In a tight game where both teams missed capitalizing on their scoring chances, I pulled out all the stops as their coach. I tried flipping line mates, moving a few transferable players from forward to defence and called a few set plays. Nothing worked for us and luckily neither did any tactics from the other team. Until the last minute of the game, that is.
With 57 seconds left, a non-threatening puck trickled past our goalie in a play that he saves 99 times out of 100. Our goalie sprawls out onto his chest on the ice in disappointment, our bench loses its breath, and two players on the ice bury their heads in their hands.
My heart jumps for them and I hold back closing my eyes in defeat in front of the team because as a leader this is your moment. What you say and do next changes the mood and influences the final outcome. In these moments, leaders either come forward or don’t.
Next, I do what coaches do when they are thinking clearly: call a time-out. In the time it takes me to make a capital T symbol with my hands to the referee and the players gathering around the bench, I don’t actually have the right words ready in my head but I start talking in hopes the message will be what it needs to be:
“They scored. Okay. Done. It sucks. Can’t go back. Don’t blame the ref, don’t blame ourselves. We have two choices: we can either mope for another 57 seconds and go home disappointed or we can set a play, press the gas and push. These are moments we find out how deep we are so here’s the plan: Matt, push the draw forward through their centreman's legs like your life depends on it. Both wingers rush for the puck and chip it over their blueline. We’ll pull the goalie, Alex jumps on. Then all six guys rush the net like defence doesn’t exist. Put anything on net and be hard on the rebound. We win as a team, we lose as a team. Either way, stick together heads held high and we’ll shake their hands when we’re done.”
The mood swung full circle from despair to hope and for the next 57 seconds we were more of a team than we had been when we won in the past. It would have been easy to blame a teammate or nag on the ref but in the end, we had the whole game to put the puck in their net.
We lost the game and drove home empty-handed. I left the bench to shake the opponent-coach's hand, then our players lined up for player handshakes and I overhead an opposing fan’s comments as we left the ice that proved we gained more than the 2 points handed out for a win.
She said, “What a good game, what a mature team.”
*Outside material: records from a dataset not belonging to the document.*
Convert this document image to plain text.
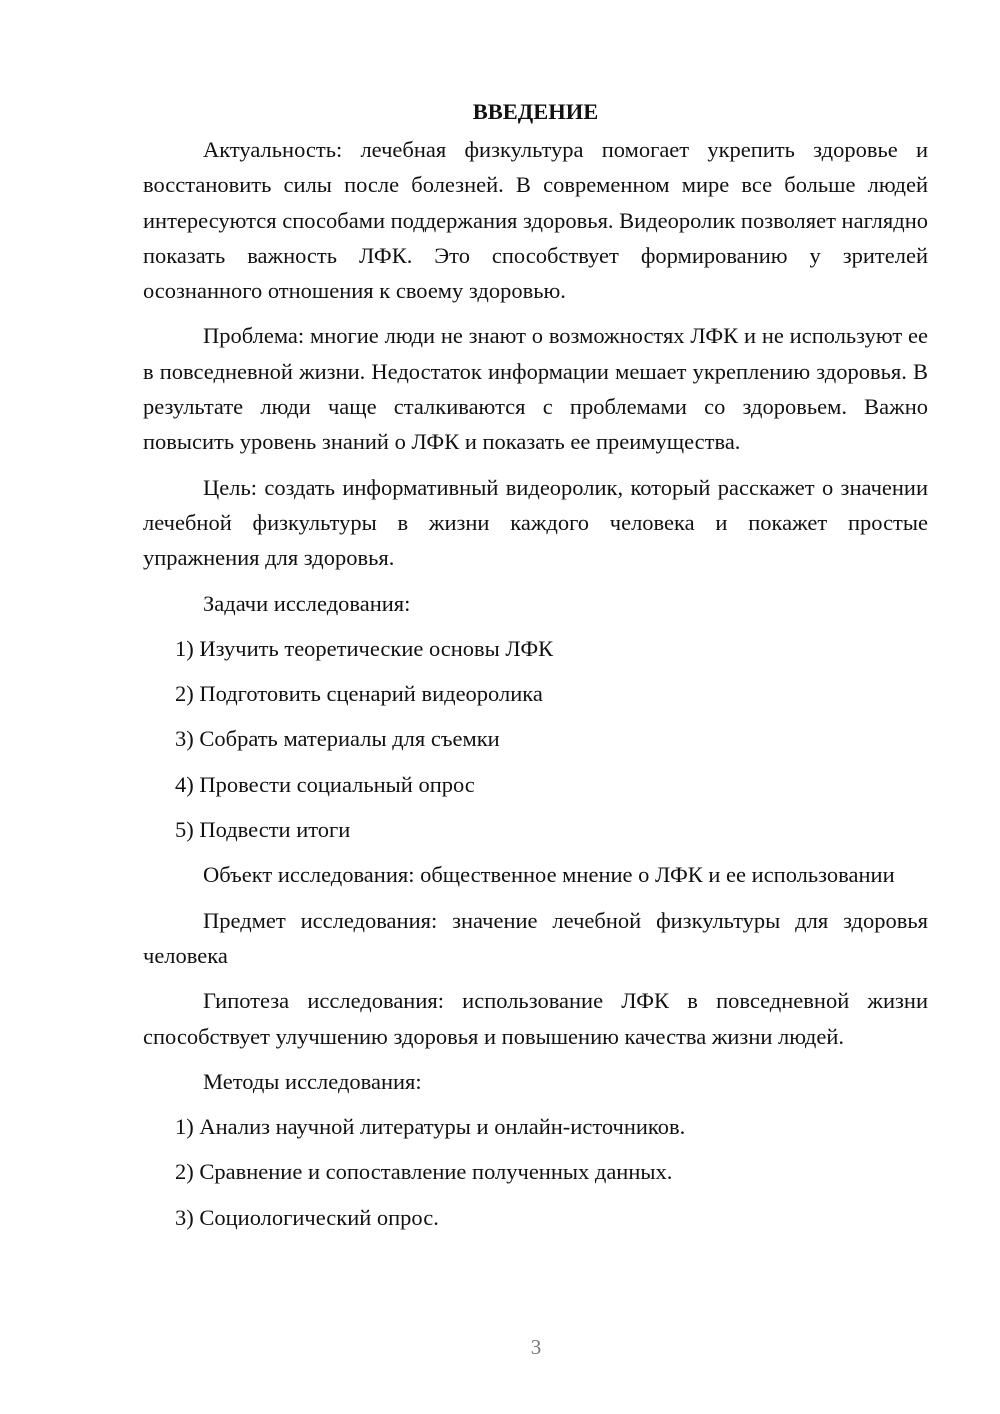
ВВЕДЕНИЕ

Актуальность: лечебная физкультура помогает укрепить здоровье и восстановить силы после болезней. В современном мире все больше людей интересуются способами поддержания здоровья. Видеоролик позволяет наглядно показать важность ЛФК. Это способствует формированию у зрителей осознанного отношения к своему здоровью.

Проблема: многие люди не знают о возможностях ЛФК и не используют ее в повседневной жизни. Недостаток информации мешает укреплению здоровья. В результате люди чаще сталкиваются с проблемами со здоровьем. Важно повысить уровень знаний о ЛФК и показать ее преимущества.

Цель: создать информативный видеоролик, который расскажет о значении лечебной физкультуры в жизни каждого человека и покажет простые упражнения для здоровья.

Задачи исследования:

1) Изучить теоретические основы ЛФК
2) Подготовить сценарий видеоролика
3) Собрать материалы для съемки
4) Провести социальный опрос
5) Подвести итоги

Объект исследования: общественное мнение о ЛФК и ее использовании

Предмет исследования: значение лечебной физкультуры для здоровья человека

Гипотеза исследования: использование ЛФК в повседневной жизни способствует улучшению здоровья и повышению качества жизни людей.

Методы исследования:

1) Анализ научной литературы и онлайн-источников.
2) Сравнение и сопоставление полученных данных.
3) Социологический опрос.
3
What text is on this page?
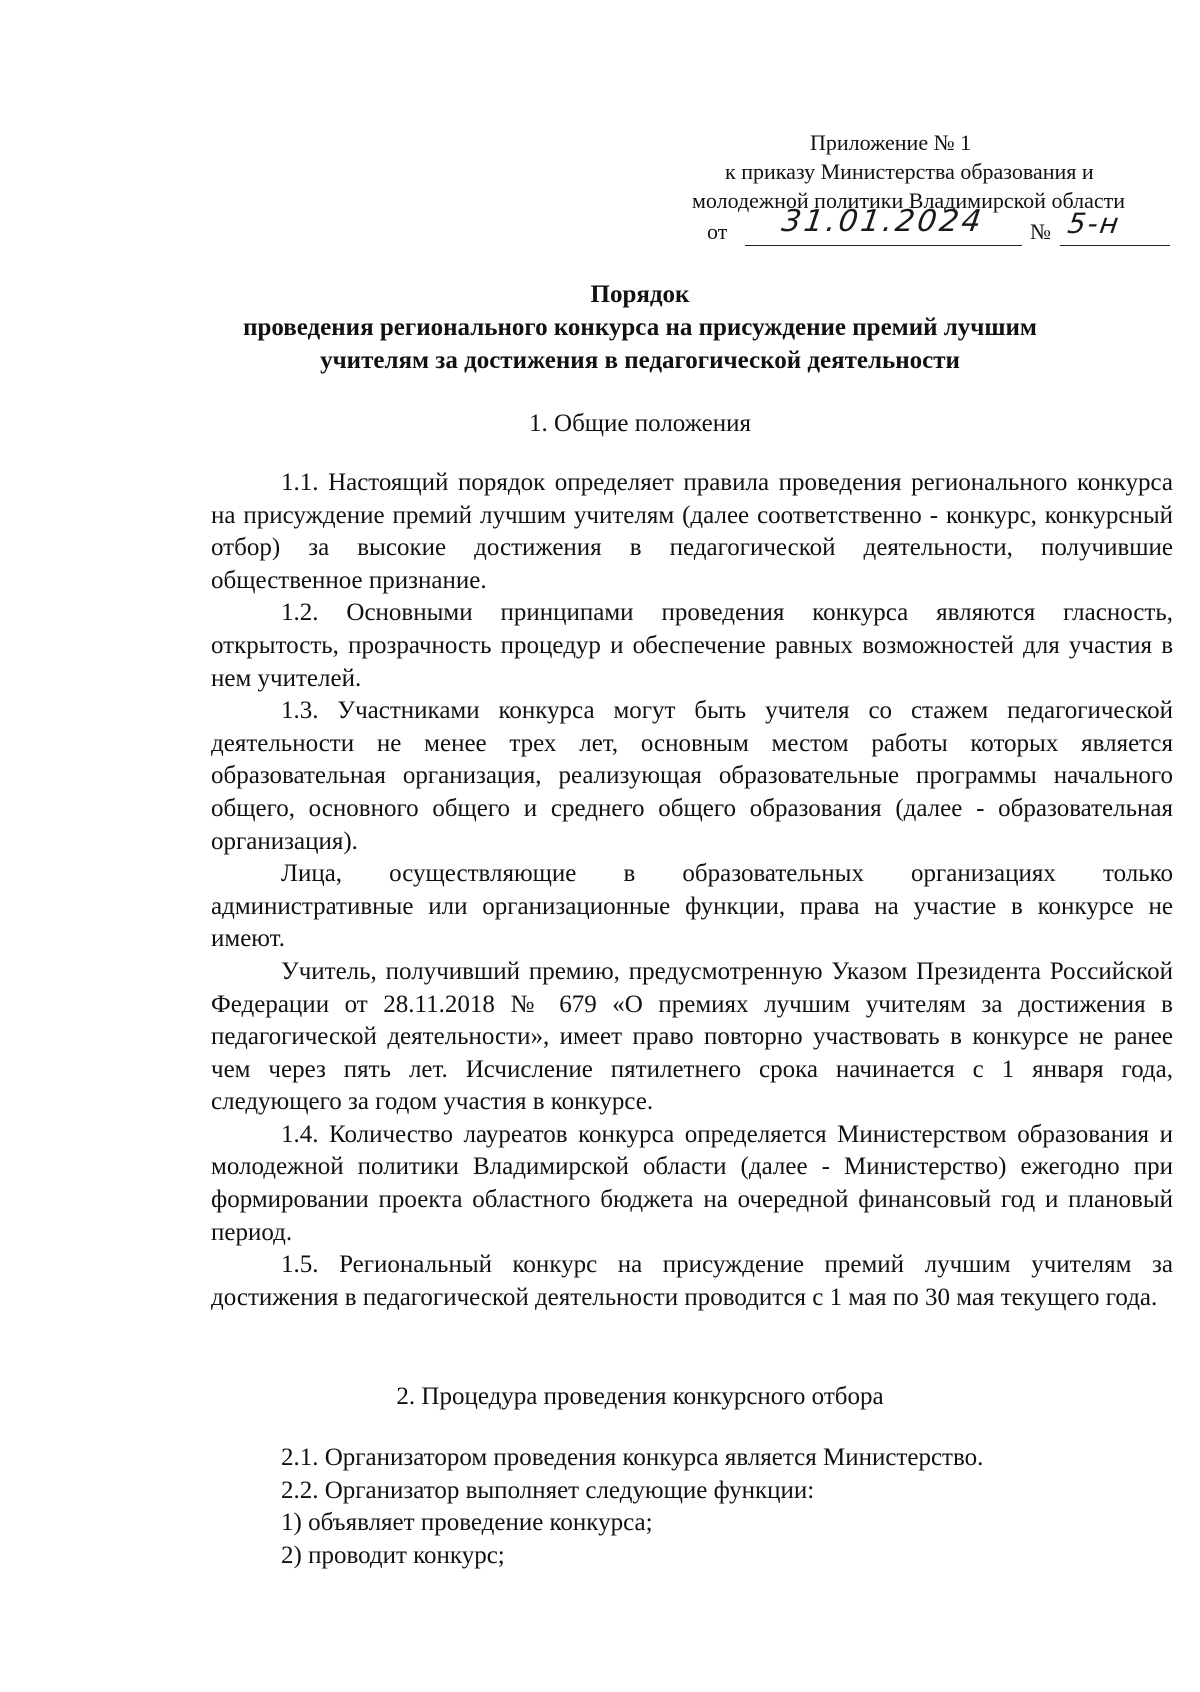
Приложение № 1
к приказу Министерства образования и
молодежной политики Владимирской области
от 31.01.2024 № 5-н
Порядок
проведения регионального конкурса на присуждение премий лучшим
учителям за достижения в педагогической деятельности
1. Общие положения

1.1. Настоящий порядок определяет правила проведения регионального конкурса на присуждение премий лучшим учителям (далее соответственно - конкурс, конкурсный отбор) за высокие достижения в педагогической деятельности, получившие общественное признание.

1.2. Основными принципами проведения конкурса являются гласность, открытость, прозрачность процедур и обеспечение равных возможностей для участия в нем учителей.

1.3. Участниками конкурса могут быть учителя со стажем педагогической деятельности не менее трех лет, основным местом работы которых является образовательная организация, реализующая образовательные программы начального общего, основного общего и среднего общего образования (далее - образовательная организация).

Лица, осуществляющие в образовательных организациях только административные или организационные функции, права на участие в конкурсе не имеют.

Учитель, получивший премию, предусмотренную Указом Президента Российской Федерации от 28.11.2018 № 679 «О премиях лучшим учителям за достижения в педагогической деятельности», имеет право повторно участвовать в конкурсе не ранее чем через пять лет. Исчисление пятилетнего срока начинается с 1 января года, следующего за годом участия в конкурсе.

1.4. Количество лауреатов конкурса определяется Министерством образования и молодежной политики Владимирской области (далее - Министерство) ежегодно при формировании проекта областного бюджета на очередной финансовый год и плановый период.

1.5. Региональный конкурс на присуждение премий лучшим учителям за достижения в педагогической деятельности проводится с 1 мая по 30 мая текущего года.

2. Процедура проведения конкурсного отбора

2.1. Организатором проведения конкурса является Министерство.

2.2. Организатор выполняет следующие функции:

1) объявляет проведение конкурса;

2) проводит конкурс;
Like youth hockey coaches, the quality of a leader’s impact in any industry comes forward in how the operators behave during times of crisis.
Not every group of 14 ten-year-old boys can suck it up and congratulate their opponent without fistfights after a loss. Not every pharmacy staff member can stay composed when being yelled at by a patient. Not every employee can understand when you have to say no. Not every soldier can hold fire when the enemy is shooting.
The simplest way to obtain buy-up is togetherness. A team matures when they are united and have each other to follow. During turmoil, if they win as a team no one overstays their welcome by taking too much glory. If they lose as a team, no steps out of line because they understand it was a collective loss.
How can you create a mature team?
Are your day-to-day messages promoting maturity and togetherness?
Does your team use language they heard from you?